FRMR attestation output (v1 Phase 2, landed 2026-04-22)

The v1 primary production output is an AttestationArtifact — a typed Pydantic model serialized to canonical JSON. The generate_frmr_attestation primitive assembles it from a list of AttestationDraft records (produced by the Documentation Agent) plus the loaded FRMR indicator catalog. The artifact's structure mirrors FRMR's conventions (top-level info + KSI keyed by theme short_name + indicator records under each theme) but is NOT a valid FRMR catalog document — FedRAMP has not published an attestation-output schema as of April 2026, and our artifact carries attestation data (status, mode, narrative, citations, claim_record_id) the FRMR catalog schema rejects under additionalProperties: false.

Validation posture: Pydantic extra="forbid" and strict Literal types at construction time. A malformed artifact raises ValidationError before serialization. AttestationArtifactProvenance.requires_review is Literal[True] — a construction-time invariant that Pydantic enforces. No caller can construct an artifact claiming reviewer-final status; when the Phase 5 review workflow lands, reviewed_by and approved_by are additive trail fields that do not flip requires_review.

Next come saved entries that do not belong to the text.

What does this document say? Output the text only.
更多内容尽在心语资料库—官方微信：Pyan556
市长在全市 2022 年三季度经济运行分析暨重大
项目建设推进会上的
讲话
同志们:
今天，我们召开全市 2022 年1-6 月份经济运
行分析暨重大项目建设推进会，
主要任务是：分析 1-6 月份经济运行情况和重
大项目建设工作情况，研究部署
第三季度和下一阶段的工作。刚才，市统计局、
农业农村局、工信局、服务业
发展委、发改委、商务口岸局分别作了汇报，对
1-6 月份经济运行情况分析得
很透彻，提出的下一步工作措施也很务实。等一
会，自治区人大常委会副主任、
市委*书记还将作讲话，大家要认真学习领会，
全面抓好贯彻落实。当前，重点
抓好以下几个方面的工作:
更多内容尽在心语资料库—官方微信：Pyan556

Canonical JSON: sorted keys, indent=2, UTF-8, newline-terminated — byte-stable across runs for a given input (with generated_at pinned), which supports the Phase 4 drift story (diff two scans' artifacts) and content-addressable audit trails.

The efterlev agent document CLI path emits both the existing HTML report and an attestation-<ts>.json artifact. Full design call in DECISIONS.md 2026-04-22 "Phase 2: FRMR attestation generator."

OSCAL's role

OSCAL is deferred to v1.5+ (not v1), gated on customer pull. The architecture continues to support it — the internal AttestationDraft / Evidence / Claim / AttestationArtifact records are generator-format-agnostic, and the oscal/ package slot exists — but the SSP / Assessment Results / POA&M generators are not built at v1. Rev5-transition users and RegScale OSCAL-Hub-consuming prospects are the signal that pulls them forward. See DECISIONS.md 2026-04-22 "Lock v1 scope" for the sequencing call and DECISIONS.md 2026-04-22 "Phase 2: FRMR attestation generator" for the schema-posture rationale.

At v0 and v1, OSCAL is input-only: we load the 800-53 catalog via trestle. Nothing today emits OSCAL; nothing in the internal model is OSCAL-shaped. When the v1.5 OSCAL generators land they'll serialize the same internal records the FRMR generator serializes today — additive, not a rearchitecture.

MCP as the agent interface

The MCP server in src/efterlev/mcp_server/ exposes every primitive over stdio, with tool schemas generated from the primitives' Pydantic I/O models. The decorator that registers a primitive inside Efterlev's own process is the same decorator that publishes it to MCP.

This makes two things true. First, our own agents consume primitives through an interface that's identical to the one third-party agents get; if it works for our Gap Agent, it works for your Claude Code session. Second, you don't need to fork Efterlev to build a compliance workflow we don't ship. Point an MCP client at efterlev mcp serve, read the tool list, and you're using the same stable contract our agents use. The extension story isn't "learn Efterlev's internals" — it's "use the MCP surface."